C played in an under 9s football tournament on Saturday. The format was two leagues of eight teams – an A league and a B league. C’s coach put his team in the ‘A’ league. This proved a problem because the teams in that league were of a higher standard and our team would have fared better in the ‘B’ league.
That said, they enjoyed the matches despite losing all but one of them. After two games C was asked to go in goal because the lad who was playing there was leaking goals and didn’t really know how to play in that position. C did his best and saved a number of shots. The result of that game was a 1-1 draw – the team’s best result of the morning.
Jubilant, and with the plaudits and back slapping of his team mates and their attendant parents, C decided that from now on he would play in goal. He was now Gordon Banks, Petr Cech, David James and Iker Casillas all rolled into one.

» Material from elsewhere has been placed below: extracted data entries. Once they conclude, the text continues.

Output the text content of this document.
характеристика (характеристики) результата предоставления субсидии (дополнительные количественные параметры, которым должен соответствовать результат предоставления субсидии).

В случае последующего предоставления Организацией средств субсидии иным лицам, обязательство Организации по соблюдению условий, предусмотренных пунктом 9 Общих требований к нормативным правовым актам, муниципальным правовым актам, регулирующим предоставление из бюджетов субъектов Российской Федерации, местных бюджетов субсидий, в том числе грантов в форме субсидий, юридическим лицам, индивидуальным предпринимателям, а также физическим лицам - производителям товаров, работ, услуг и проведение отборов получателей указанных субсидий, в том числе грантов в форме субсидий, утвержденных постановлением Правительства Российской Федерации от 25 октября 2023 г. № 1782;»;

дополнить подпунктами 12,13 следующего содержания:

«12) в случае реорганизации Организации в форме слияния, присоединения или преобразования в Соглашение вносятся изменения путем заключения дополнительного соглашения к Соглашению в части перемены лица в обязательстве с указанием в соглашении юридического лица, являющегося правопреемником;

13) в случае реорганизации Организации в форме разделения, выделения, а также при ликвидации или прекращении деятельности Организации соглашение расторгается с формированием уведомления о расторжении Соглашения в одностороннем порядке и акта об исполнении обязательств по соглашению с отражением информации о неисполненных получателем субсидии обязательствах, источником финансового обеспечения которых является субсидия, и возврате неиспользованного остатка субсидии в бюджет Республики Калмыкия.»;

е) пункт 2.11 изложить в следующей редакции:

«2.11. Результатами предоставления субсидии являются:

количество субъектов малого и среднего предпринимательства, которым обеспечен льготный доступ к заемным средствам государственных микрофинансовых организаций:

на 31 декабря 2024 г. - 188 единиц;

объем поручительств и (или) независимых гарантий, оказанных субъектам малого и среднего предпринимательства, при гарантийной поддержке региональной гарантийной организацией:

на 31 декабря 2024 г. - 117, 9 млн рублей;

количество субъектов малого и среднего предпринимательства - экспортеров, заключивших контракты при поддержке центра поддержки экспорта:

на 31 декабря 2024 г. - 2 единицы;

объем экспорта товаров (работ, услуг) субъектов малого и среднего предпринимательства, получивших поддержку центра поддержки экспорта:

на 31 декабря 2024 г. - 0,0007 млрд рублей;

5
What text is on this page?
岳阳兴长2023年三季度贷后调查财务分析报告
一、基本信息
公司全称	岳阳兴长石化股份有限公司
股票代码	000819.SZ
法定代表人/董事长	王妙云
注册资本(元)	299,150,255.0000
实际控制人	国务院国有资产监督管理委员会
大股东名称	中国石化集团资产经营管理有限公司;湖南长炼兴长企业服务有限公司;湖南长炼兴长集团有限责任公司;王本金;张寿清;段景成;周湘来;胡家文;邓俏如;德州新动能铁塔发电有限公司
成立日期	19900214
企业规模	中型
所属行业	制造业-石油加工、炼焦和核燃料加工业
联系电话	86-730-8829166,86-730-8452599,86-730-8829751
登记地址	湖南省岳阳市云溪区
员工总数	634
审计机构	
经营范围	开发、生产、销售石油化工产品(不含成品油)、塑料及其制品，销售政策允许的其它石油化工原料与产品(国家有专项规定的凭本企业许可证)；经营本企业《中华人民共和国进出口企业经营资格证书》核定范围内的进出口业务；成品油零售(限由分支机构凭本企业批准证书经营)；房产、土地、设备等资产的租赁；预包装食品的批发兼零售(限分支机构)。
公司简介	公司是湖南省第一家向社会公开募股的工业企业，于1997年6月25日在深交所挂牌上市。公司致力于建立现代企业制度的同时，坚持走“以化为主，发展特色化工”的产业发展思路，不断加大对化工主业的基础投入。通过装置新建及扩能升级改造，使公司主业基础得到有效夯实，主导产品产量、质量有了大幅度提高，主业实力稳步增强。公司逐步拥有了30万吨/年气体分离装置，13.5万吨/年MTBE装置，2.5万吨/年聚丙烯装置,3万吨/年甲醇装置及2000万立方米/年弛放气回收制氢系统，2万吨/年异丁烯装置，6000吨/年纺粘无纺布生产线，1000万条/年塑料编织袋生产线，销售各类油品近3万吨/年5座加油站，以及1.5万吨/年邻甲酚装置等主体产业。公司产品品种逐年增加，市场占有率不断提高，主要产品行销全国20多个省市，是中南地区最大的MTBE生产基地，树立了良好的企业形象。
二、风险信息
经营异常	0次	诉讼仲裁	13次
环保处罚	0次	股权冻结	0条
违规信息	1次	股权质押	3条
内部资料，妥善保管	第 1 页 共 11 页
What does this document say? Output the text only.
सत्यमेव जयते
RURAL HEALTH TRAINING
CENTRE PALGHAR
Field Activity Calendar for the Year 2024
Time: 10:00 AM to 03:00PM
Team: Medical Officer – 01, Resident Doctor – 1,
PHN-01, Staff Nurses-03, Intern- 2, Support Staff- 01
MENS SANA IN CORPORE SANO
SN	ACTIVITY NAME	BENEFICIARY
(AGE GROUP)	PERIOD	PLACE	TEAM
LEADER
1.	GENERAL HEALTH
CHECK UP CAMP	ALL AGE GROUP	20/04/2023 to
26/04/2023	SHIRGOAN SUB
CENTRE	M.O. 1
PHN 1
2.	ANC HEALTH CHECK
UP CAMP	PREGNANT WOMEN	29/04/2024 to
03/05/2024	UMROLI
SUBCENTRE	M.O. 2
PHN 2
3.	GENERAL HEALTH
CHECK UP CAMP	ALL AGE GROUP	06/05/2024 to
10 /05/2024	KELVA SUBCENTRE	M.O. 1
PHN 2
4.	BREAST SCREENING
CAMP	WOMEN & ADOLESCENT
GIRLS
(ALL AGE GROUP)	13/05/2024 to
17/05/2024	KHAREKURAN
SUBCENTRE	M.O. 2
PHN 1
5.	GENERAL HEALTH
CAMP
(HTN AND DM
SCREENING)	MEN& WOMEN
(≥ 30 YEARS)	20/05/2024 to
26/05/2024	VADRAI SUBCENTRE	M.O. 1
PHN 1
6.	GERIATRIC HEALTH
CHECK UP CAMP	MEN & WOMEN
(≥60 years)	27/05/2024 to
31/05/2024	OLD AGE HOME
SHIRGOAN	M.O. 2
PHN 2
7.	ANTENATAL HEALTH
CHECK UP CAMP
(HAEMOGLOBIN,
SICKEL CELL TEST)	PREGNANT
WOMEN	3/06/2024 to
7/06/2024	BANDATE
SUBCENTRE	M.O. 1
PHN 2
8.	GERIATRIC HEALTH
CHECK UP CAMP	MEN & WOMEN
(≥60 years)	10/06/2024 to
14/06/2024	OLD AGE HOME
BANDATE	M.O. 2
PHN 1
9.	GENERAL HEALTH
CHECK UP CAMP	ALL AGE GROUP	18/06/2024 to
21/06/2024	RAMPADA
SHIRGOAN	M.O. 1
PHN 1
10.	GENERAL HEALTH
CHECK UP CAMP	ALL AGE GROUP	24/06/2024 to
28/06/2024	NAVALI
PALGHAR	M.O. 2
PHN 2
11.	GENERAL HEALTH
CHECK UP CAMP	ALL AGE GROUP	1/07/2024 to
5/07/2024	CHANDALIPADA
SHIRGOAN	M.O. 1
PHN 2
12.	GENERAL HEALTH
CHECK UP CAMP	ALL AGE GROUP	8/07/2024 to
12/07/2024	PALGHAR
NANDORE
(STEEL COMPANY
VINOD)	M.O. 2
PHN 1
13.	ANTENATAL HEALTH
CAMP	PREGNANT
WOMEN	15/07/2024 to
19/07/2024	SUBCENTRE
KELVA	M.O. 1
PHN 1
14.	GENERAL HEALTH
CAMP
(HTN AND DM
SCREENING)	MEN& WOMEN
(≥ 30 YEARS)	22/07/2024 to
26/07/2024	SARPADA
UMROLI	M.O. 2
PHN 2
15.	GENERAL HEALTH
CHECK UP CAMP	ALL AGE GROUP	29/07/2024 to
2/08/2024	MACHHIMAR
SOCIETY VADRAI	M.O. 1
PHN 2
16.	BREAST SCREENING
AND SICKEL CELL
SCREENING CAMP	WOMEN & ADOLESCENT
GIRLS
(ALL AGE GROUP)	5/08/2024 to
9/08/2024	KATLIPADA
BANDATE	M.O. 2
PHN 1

His enthusiasm wasn’t to last long though. The final game was against the top placed team in the league. Needless to say they ran C’s team ragged. He let in several goals. Often he was the last man facing two attackers as the rest of his team had been stranded too deep by a quicker and stronger team.
C had the ball kicked out his hands as he scrambled on the ground to save one shot –the subsequent goal was disallowed. When the fifth goal went in he threw off his goalie gloves and began to sob in frustration bringing the game to a temporary halt. Consoled by his manager, the opposition coach and the ref he carried on for the final minute of the game.
In the car on the way home he asked me not to tell his mum what had happened. I told him that as this was the first time he had played in goal in a competitive game he had done very well.
“You can’t expect to be Gordon Banks or Peter Bonetti after just one game,” I said.
“Who’s Gordon Banks?” came the reply.
After a bit of football history and some positive support he still wants to play in goal. Now my mission – should I chose to accept it – is to proceed to the nearest sports store and buy him a pair of goalie gloves, and he remains as enthusiastic as he was before his torment.
It is important to have realistic ambitions and not to expect more than you can reasonably expect to achieve. C expects to be an expert at things at the first try, and is often disappointed to discover that he isn’t. However, dreams are important and it is essential that we support our children in those dreams while trying at the same time to keep them grounded in the real world. It’s a difficult balancing act. Just encourage them to keep trying.